LGCY Humanitarian Trip Peru

Drone shot of Peru

Several hours away from Lima, Peru, high above the small town of Frias, lies the village of Meseta Andina, and for four days in July 2016, this is where our LGCY family lived. Under the auspices of LGCY Foundation, we were able to partner with Choice Humanitarian and spend time living and working in this village, helping to bring a healthier lifestyle to the amazing people who live there.

 Twenty-seven members of LGCY Power traveled from all over the United States to join this expedition. After at least three flights, a couple taxi rides, a bus trip, and a harrowing journey via truck up into the Andes, we arrived at Meseta Andina, a collection of 22 tiny villages, made up of adobe homes and open space, nestled in the mountains. The warm welcome by the village elders helped to offset the unexpectedly cold weather, and the beautiful scenery made up for the difficulties brought on by elevation. We were allowed into homes to build ovens of brick – ending for several families the practice of cooking on open flames inside their homes, and funneling noxious smoke outside via a chimney – and onto property to plant gardens of more nutritious and various vegetables, helping to offset the primary potato crop.

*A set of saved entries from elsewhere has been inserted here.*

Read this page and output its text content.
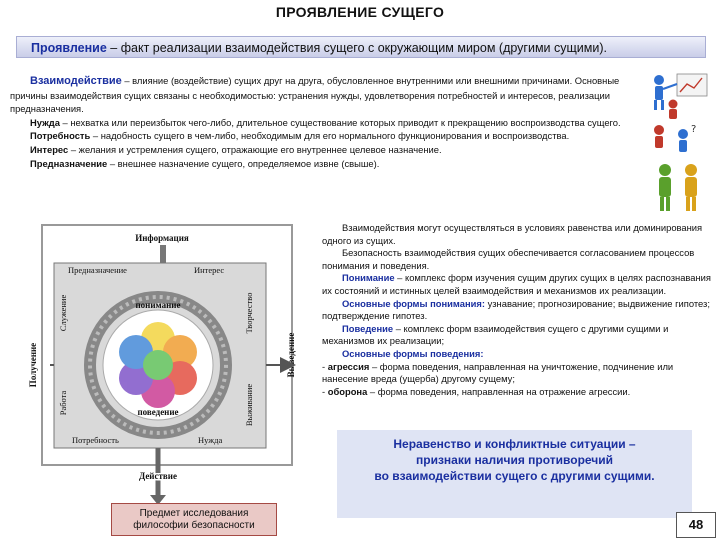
ПРОЯВЛЕНИЕ СУЩЕГО
Проявление – факт реализации взаимодействия сущего с окружающим миром (другими сущими).

Взаимодействие – влияние (воздействие) сущих друг на друга, обусловленное внутренними или внешними причинами. Основные причины взаимодействия сущих связаны с необходимостью: устранения нужды, удовлетворения потребностей и интересов, реализации предназначения.

Нужда – нехватка или переизбыток чего-либо, длительное существование которых приводит к прекращению воспроизводства сущего.

Потребность – надобность сущего в чем-либо, необходимым для его нормального функционирования и воспроизводства.

Интерес – желания и устремления сущего, отражающие его внутреннее целевое назначение.

Предназначение – внешнее назначение сущего, определяемое извне (свыше).

?
Информация
Предназначение	Интерес
понимание
поведение
Потребность	Нужда
Получение
Служение
Работа
Творчество
Выживание
Выведение
Действие
Предмет исследования
философии безопасности

Взаимодействия могут осуществляться в условиях равенства или доминирования одного из сущих.

Безопасность взаимодействия сущих обеспечивается согласованием процессов понимания и поведения.

Понимание – комплекс форм изучения сущим других сущих в целях распознавания их состояний и истинных целей взаимодействия и механизмов их реализации.

Основные формы понимания: узнавание; прогнозирование; выдвижение гипотез; подтверждение гипотез.

Поведение – комплекс форм взаимодействия сущего с другими сущими и механизмов их реализации;

Основные формы поведения:

- агрессия – форма поведения, направленная на уничтожение, подчинение или нанесение вреда (ущерба) другому сущему;

- оборона – форма поведения, направленная на отражение агрессии.

Неравенство и конфликтные ситуации –
признаки наличия противоречий
во взаимодействии сущего с другими сущими.
48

The LGCY family worked hard, getting our hands literally dirty, but were rewarded in equal measure. The children of the village quickly grew comfortable with our group, playing soccer at any opportunity (one little guy earning the nickname Messi for his legitimate skill), learning to play Red Rover and Duck, Duck, Goose from Tyler, one of the expedition leaders, and watching Up in Spanish – the first movie many of them had seen. Pierce Tews, our videographer/photographer, had a devoted following, and he graciously showed each of them how to work the camera, allowing them to take photos, and showing them the results of their efforts. Many more of the kids were fascinated by the selfies they took with several of our group. I had the opportunity to meet Roselia, the teenaged daughter of the family who welcomed us into their home for their stove inauguration. She laughed at my accent, was perplexed with my multiple earrings, and ultimately took ownership of the plastic claw clips I had in my hair, for which I was rewarded with a hug. Situations got very charming when I knew enough Spanish to exchange names with three cute girls – Rosita, Aurelia, and Rosita—but then confused them when I kept telling them I didn’t speak Spanish, their insistent “si!’s” aside.

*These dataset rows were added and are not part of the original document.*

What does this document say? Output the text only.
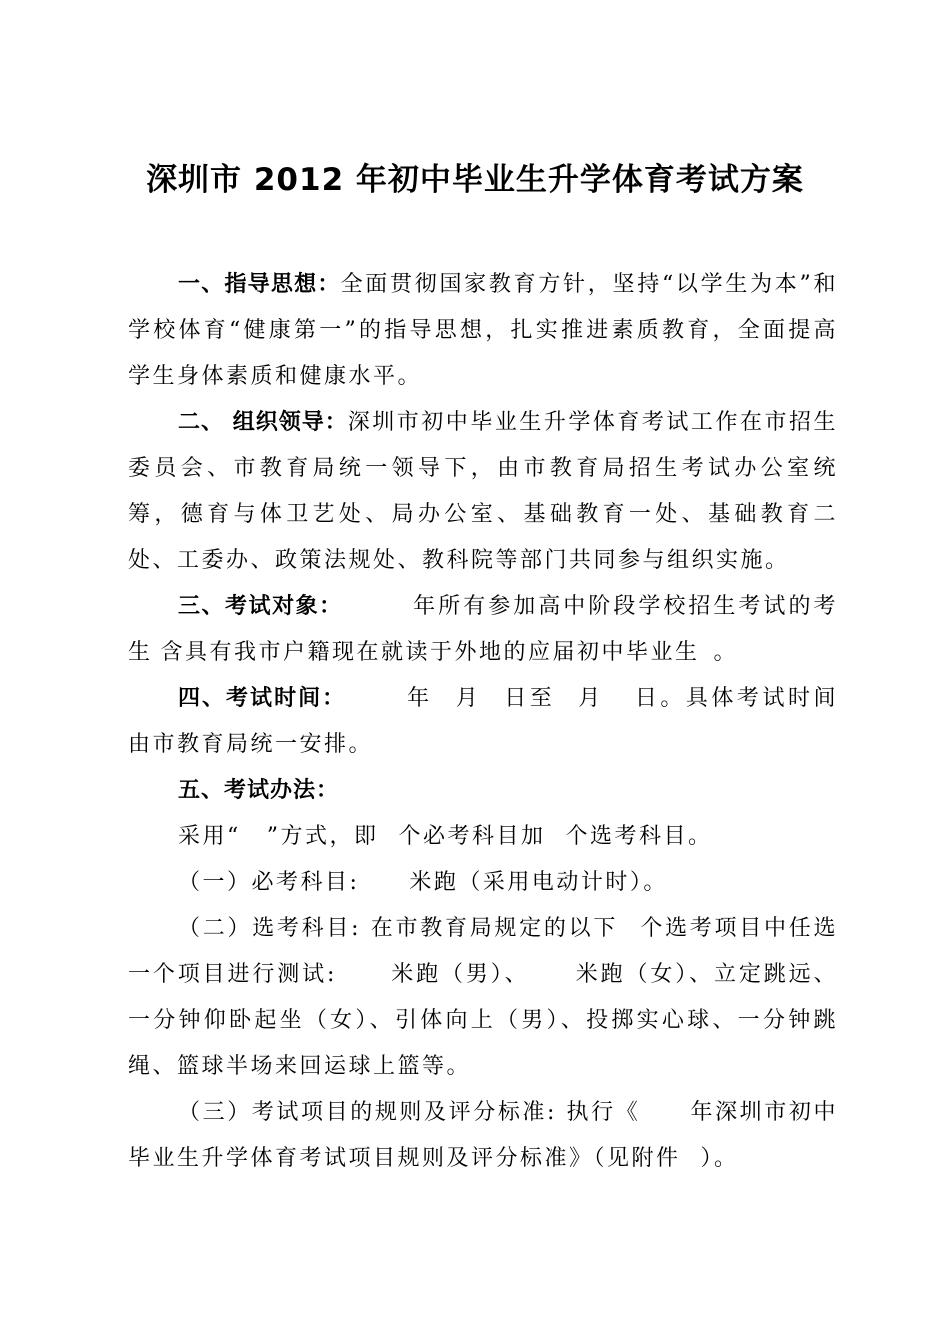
深圳市 2012 年初中毕业生升学体育考试方案

一、指导思想：全面贯彻国家教育方针，坚持“以学生为本”和学校体育“健康第一”的指导思想，扎实推进素质教育，全面提高学生身体素质和健康水平。

二、 组织领导：深圳市初中毕业生升学体育考试工作在市招生委员会、市教育局统一领导下，由市教育局招生考试办公室统筹，德育与体卫艺处、局办公室、基础教育一处、基础教育二处、工委办、政策法规处、教科院等部门共同参与组织实施。

三、考试对象：	年所有参加高中阶段学校招生考试的考生 含具有我市户籍现在就读于外地的应届初中毕业生 。

四、考试时间：	年 月 日至 月 日。具体考试时间由市教育局统一安排。

五、考试办法：

采用“ ”方式，即 个必考科目加 个选考科目。

（一）必考科目: 米跑（采用电动计时）。

（二）选考科目: 在市教育局规定的以下 个选考项目中任选一个项目进行测试: 米跑（男）、 米跑（女）、立定跳远、一分钟仰卧起坐（女）、引体向上（男）、投掷实心球、一分钟跳绳、篮球半场来回运球上篮等。

（三）考试项目的规则及评分标准: 执行《 年深圳市初中毕业生升学体育考试项目规则及评分标准》（见附件 ）。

 The homes were small and smoke-filled, often dark, and always with dirt floors. The family animals wandered freely through the homes, and we were as likely to see a chicken as a child inside. For those working in the gardens, tools were a treasured commodity. We used the families’ tools where we could, and when they were not available, sticks of various sizes came in handy as diggers, rakes, and tillers. The circumstances were humble, the resources meager to an American sensibility. However, for me, the most impactful realization was how happy the villagers were with so few of the material things I tend to take for granted. The village was working on a new home for someone who had recently been married. The kids went to school. The families provided for themselves: roofs, food, support. The community took care of each other, and welcomed and took care of us while we were there. It reminded me that people are just people, and we are all doing our best with what we have. It was a beautiful lesson and an amazing experience, one which I am so grateful to have had.

 Perhaps even more impactful for most of us were the relationships the LGCY family formed with each other. It was much colder than expected, harder work than we knew, and conditions rougher than imagined. Dagen Olsen, on his biggest take-away, said: “I’m grateful for the adversity we faced, because it brought us together as a team; we wouldn’t have had the same experience without it.” He’s right. We learned to rely on each other quickly: for warmth, for help, for conversation. The bonds we formed are strong, and helped each us of on our path to becoming the best version of ourselves.

 Thank you to the LGCY Foundation for providing the opportunity, to Choice Humanitarian for providing the means, and the LGCY family who went for the experience of a lifetime.